Report: Georgia among worst in nation regarding dangerous coal ash ponds

The Environmental Protection Agency has for years concluded that coal ash ponds at power plants increase cancer and other health risks to neighbors and wildlife, although the agency hid some of the information for years, according to a report released Thursday by two national environmental groups.

The Environmental Integrity Project and Earthjustice released a report called “Coming Clean: What EPA Knows About the Dangers of Coal Ash” as they urged the Obama administration to ban the use of ash ponds.

The ponds are widely used to contain ash from burned coal, often mixed with other coal waste, in a liquid form. The “Coming Clean” report identified which U.S. plants met the EPA’s criteria for having the highest risk factors.

The report’s assessment of EPA data showed 11 Georgia Power plants, including Plant Scherer in Monroe County, Plant Branch in Putnam County and the former Plant Arkwright in Bibb County, were among the 200 or so riskiest in the nation. Georgia was fifth among states with the highest number of high-risk sites, according to the report.
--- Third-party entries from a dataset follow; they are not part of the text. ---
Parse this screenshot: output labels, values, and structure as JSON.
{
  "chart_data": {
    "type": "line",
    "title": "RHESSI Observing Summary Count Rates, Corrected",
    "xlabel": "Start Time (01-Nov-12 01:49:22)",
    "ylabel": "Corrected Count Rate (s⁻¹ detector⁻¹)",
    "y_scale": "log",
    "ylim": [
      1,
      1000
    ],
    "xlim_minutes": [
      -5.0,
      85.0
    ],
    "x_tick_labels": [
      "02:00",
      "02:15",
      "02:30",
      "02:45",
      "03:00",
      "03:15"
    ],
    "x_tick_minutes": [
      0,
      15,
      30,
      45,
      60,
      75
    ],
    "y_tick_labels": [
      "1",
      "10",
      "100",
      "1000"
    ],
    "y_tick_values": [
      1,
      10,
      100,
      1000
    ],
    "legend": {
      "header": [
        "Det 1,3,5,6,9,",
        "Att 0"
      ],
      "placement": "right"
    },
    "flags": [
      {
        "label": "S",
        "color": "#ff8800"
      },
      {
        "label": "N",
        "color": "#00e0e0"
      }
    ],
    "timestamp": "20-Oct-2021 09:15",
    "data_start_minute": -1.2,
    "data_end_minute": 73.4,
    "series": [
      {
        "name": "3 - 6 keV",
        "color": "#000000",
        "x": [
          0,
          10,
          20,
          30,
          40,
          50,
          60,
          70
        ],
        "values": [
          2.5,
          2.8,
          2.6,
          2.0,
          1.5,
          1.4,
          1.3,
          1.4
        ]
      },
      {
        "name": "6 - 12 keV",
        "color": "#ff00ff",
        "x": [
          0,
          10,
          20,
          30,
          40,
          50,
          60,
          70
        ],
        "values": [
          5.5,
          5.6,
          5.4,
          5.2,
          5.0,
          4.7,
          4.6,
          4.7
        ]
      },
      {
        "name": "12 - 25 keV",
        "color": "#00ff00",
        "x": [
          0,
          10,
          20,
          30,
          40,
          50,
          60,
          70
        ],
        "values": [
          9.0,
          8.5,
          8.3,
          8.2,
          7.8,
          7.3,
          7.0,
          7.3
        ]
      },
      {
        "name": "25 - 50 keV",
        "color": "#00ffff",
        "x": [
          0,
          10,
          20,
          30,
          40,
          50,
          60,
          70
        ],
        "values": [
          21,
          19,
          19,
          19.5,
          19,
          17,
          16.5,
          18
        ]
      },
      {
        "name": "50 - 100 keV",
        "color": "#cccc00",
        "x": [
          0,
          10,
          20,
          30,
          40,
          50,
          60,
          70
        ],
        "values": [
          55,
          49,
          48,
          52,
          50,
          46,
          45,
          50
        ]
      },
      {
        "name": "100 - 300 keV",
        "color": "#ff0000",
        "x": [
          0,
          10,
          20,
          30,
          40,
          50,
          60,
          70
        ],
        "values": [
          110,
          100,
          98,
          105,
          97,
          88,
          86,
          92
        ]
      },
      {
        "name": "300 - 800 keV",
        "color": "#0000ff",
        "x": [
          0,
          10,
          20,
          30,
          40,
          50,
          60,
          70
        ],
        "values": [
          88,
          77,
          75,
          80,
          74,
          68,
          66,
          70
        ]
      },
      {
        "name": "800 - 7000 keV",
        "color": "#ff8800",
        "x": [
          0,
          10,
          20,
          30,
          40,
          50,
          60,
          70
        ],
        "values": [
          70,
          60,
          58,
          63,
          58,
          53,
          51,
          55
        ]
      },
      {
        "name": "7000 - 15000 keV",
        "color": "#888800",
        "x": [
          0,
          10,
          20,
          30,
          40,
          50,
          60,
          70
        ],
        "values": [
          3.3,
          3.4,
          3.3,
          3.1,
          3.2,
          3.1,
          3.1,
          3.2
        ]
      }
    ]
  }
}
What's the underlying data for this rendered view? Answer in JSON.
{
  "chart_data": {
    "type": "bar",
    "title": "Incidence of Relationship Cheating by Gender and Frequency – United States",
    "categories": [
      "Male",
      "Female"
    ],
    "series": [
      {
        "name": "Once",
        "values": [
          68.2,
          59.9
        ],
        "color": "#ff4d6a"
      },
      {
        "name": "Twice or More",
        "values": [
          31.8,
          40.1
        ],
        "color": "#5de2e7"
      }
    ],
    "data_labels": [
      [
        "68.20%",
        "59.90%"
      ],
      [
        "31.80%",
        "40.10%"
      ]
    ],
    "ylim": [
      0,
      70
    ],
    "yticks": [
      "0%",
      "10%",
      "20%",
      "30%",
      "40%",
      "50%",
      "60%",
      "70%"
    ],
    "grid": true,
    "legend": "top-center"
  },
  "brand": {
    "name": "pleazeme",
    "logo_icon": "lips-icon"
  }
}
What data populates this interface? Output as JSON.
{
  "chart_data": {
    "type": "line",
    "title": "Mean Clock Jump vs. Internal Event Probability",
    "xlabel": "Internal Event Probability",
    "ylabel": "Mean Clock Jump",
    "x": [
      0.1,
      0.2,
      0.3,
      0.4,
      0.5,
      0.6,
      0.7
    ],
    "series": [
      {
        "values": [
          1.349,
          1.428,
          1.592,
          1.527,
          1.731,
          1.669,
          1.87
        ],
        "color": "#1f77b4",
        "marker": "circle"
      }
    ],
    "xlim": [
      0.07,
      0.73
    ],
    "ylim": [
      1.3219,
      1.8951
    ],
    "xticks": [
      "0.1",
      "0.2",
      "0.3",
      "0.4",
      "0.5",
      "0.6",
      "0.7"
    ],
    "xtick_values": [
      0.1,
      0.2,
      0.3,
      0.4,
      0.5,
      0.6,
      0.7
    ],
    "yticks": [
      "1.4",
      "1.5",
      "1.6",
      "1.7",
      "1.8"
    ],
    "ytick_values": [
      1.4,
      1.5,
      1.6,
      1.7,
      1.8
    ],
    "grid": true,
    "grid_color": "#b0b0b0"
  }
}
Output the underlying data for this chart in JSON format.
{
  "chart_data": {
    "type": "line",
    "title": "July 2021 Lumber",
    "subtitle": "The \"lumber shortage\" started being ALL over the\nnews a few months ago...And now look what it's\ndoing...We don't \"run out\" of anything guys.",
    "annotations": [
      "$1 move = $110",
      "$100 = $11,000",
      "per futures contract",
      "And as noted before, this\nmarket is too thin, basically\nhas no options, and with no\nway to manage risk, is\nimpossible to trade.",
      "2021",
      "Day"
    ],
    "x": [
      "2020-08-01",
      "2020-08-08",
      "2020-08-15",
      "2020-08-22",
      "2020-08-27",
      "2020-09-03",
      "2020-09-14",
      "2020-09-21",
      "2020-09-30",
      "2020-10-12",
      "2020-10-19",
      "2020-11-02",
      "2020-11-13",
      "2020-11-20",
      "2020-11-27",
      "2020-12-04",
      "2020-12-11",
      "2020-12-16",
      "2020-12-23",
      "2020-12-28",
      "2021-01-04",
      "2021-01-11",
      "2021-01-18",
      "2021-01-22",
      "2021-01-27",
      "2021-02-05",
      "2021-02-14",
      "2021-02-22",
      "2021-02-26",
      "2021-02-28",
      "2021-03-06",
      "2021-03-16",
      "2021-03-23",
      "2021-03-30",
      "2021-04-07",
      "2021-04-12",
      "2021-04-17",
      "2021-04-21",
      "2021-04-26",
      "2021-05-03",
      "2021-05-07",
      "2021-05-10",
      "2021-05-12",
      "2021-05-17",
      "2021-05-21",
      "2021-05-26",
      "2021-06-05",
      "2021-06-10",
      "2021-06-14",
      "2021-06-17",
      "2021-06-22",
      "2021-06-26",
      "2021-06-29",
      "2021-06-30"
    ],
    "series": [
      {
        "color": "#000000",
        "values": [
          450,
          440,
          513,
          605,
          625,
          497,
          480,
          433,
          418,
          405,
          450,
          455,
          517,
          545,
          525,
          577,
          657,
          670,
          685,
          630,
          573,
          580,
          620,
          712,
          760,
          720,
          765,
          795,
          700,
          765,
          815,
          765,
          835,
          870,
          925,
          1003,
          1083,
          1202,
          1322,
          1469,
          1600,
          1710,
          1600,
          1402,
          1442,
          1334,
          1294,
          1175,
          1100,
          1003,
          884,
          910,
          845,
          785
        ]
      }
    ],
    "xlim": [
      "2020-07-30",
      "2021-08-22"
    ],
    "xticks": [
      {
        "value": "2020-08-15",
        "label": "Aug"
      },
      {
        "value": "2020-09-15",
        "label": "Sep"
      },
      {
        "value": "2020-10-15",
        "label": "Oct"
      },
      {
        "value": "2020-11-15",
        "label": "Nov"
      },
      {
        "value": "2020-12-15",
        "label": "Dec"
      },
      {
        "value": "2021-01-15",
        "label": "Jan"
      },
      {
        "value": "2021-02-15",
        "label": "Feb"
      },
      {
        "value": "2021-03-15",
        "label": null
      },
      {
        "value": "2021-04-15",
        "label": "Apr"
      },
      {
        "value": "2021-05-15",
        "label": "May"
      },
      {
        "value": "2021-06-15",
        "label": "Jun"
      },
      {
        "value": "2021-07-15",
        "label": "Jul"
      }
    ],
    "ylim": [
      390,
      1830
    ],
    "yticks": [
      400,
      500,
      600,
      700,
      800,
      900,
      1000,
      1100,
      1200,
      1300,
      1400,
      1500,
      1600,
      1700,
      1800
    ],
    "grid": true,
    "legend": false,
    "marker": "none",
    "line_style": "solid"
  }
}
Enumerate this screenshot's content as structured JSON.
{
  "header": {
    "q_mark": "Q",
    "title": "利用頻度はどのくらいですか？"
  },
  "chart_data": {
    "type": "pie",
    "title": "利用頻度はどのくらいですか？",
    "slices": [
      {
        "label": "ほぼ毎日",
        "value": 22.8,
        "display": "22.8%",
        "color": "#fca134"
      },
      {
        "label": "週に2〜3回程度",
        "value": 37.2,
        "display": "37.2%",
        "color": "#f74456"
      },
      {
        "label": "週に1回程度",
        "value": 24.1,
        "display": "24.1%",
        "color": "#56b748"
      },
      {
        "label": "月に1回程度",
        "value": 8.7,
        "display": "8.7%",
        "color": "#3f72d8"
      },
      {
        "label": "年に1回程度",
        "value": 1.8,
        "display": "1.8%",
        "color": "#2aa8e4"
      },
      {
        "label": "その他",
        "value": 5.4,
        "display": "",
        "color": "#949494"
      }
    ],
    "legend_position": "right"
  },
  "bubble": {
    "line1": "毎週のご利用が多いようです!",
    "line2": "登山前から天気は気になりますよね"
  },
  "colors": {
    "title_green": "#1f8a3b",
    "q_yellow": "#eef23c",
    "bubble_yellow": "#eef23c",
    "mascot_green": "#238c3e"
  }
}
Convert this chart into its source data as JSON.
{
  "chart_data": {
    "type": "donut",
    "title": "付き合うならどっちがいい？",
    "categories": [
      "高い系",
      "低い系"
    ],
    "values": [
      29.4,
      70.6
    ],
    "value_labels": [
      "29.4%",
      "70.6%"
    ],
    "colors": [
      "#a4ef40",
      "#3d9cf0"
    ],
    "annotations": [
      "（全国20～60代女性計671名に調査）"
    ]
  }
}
The EPA estimates that up to 1 in 50 nearby residents could get cancer from the arsenic leaking into wells from unlined ponds that mix ash with coal waste. The EPA also predicts that these unlined ponds can increase other health risks, such as damage to the liver, kidneys and central nervous system, from other contaminants like lead.

National attention turned to coal ash ponds this past December when a 40-acre Tennessee Valley Authority pond in Harriman, Tenn., collapsed and covered hundreds of acres with contaminated muck as deep as 9 feet.

Plant Scherer, the largest coal-fired powered plant in the country, has an ash pond almost 19 times the size of the Kingston Fossil Plant near Harriman. According to Georgia Power, it accepts more than 1,000 tons of coal ash a day.

Georgia Power estimates that the pond’s nearest residential neighbors are about half a mile away.All the Middle Georgia coal-fired power plants had the highest risk factors identified by EPA: They are unlined and store a mixture of coal ash and other coal combustion waste. Except for Arkwright, which has been closed, ground water has not been tested near any of the ponds.

Closed ponds such as Arkwright’s aren’t necessarily safe, the report indicates. EPA warns pollution from ash ponds can peak about 78 to 105 years after they were first used.

The Environmental Integrity Project and Earthjustice indicated the extent of the problem could be much larger than originally thought. All the information about specific ash ponds is based on EPA data that is almost 15 years old. After the Kingston spill, the EPA asked power companies to report their ash ponds. The resulting number, 427, was almost 40 percent higher than previous government estimates.

Georgia Power officials weren’t very familiar with the report and had little comment. Jeff Wilson, Georgia Power spokesman, said after the TVA spill that Georgia Power inspected all its ash ponds and found no structural problems. He said the state Environmental Protection Division also inspected the ponds at Plant Branch in January, finding no problems.

The “Coming Clean” report was based on EPA risk assessments first completed in 2002 but kept from the public until 2007, when some were released. The administration of former President George W. Bush refused to release or blacked out some of the information when it was requested under federal sunshine laws, according to Earthjustice attorneys.

New information from the 2002 EPA internal assessment, released for the first time in March by the Obama administration, indicates that government scientists predicted coal ash ponds would pose high risks to fish and wildlife, said Earthjustice attorney Lisa Evans.

For example, boron levels were predicted to run 200 times higher than those deemed safe for aquatic life. Selenium and arsenic are also predicted to exceed safe levels by 10 to 20 times. Selenium can accumulate in the tissue of animals that ingest it and be passed up the food chain when people eat contaminated fish.

Plant Scherer’s ash pond has been lauded by state wildlife biologists as a haven for water birds, and it is partially surrounded by Rum Creek Wildlife Management Area, which is open to public hunting.Evans said the EPA needs to require that coal ash be stored in dry landfills with a double liner, and require ground water monitoring.Eric Schaeffer, founder of the Environmental Integrity Project, added that old coal ash ponds should be phased out and not “grandfathered” under new rules. Schaeffer was director of the EPA Office of Regulatory Enforcement until resigning in 2002 after protesting the Bush administration’s weakening of environmental laws.

“In the last administration, there was a certain reluctance to regulate the coal industry at all,” he said, while expressing confidence that current EPA administrator Lisa Jackson will follow through on her promise to regulate coal ash ponds. “There’s really no good logic for continuing to drop fly ash into these ponds. You really are buying a long-term and potentially very serious problem.”

Information from the Telegraph’s archive was used in this report.